1. it's a html5 game engine that helps you build isometric style games
2. the mobile version isn't working atm, but it'll be soon. Have talked to the guys abt this
3. they provide pretty much an end to end solution (writing the first line of code to server hosting )
4. with a single code base you can deploy to multiple platforms. Sure, the performance varies a bit now, but it's only going to get better.
The cons:
1) Facebook 2) see #1
All seriousness aside, however -- what in the world would you do with this thing?
http://en.wikipedia.org/wiki/Category:Video_games_with_isome...
That's along the lines of what you might do with it.
"Hey this looks cool. There must be a demo, right?"
"Okay well I had to follow like 4 links to the demo and do way more reading than I should have had to just to see a demo of something whose main feature is that it runs in a browser. Because I'm currently viewing all of this... in a browser."
"Finally found the demo link... cool, looks like it is loading up!........... Login via Facebook? Are you fucking kidding me?"
</close tab>
Thanks to HN comments I see that there is actually a way to demo this without a Facebook login, but lack of an instant right-in-your-face demo for something that is browser based is a huge failure of marketing this thing.
I'm just one guy working on this in my spare time (I have a full-time day job too) so things move a little slower sometimes that I would like! Currently looking for investment to get a full team to help!
Regarding the Node.js requirement, there is an offline version of the engine that runs on any standard web-host. It has all the network and server-side code stripped out.
Agree that the demo page has a lot to read, but it's written for developers rather than players so tech info is there to explain what the demo is showing (and what it's not).
A much more complete demo is on it's way I promise! :)
Thoughts- The counter read 218FPS, but it FELT slow. Any action (bring down the drop down menu) took FOREVER.
I signed in with FB, but would not have if I was a consumer. I immediately revoked access, before closing the app. God, this is a bold ("dumb?") move on the engine developer's part. There's no way I'd even consider the engine if this is a real requirement.
Is there no way to zoom in? This seems to be one of the big advantages to this type of game engine, versus a straight-on 2d engine, like Monkey Island.. I should be able to zoom these..

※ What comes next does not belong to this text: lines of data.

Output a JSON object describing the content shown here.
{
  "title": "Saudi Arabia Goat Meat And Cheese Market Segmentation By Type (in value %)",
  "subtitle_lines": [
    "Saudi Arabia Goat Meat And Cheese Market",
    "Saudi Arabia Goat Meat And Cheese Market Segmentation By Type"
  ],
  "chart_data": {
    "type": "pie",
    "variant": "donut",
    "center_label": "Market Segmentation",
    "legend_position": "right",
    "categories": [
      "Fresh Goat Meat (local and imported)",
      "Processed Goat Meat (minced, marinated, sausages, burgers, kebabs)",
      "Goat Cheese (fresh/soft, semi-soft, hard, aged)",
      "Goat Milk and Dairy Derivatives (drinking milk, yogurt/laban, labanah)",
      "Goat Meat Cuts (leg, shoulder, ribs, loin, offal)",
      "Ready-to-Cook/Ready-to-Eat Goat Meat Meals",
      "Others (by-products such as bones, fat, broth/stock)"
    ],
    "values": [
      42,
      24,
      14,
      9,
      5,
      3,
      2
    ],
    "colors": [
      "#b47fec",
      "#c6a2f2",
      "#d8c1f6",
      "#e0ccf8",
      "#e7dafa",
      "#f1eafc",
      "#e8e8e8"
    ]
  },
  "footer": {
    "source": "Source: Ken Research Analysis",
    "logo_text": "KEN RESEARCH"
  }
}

This seems very dedicated to a SimCity type game. What about Diablo, or Fallout style games?
When I had a man standing on a plot by himself, not moving, it still seems to set the rectangle to be dirty. Why? Because he "Could" move? That seems unnecessary.
The CPU on this seems higher than it ought to be on modern HW.
Overall, interesting project, I'll be watching this.
A big pain is setting up a Virtual Box just to use the server. Wish there were a Windows version of that. I also wish there were demos for other (non-isometric) multiplayer games. There's video of a platformer, but there's no live demo for it (nor is it multiplayer, far as I can tell.)
Still this is the best starting block for an HTML5/Node.js online game engine I can find. Will definitely be looking more into it.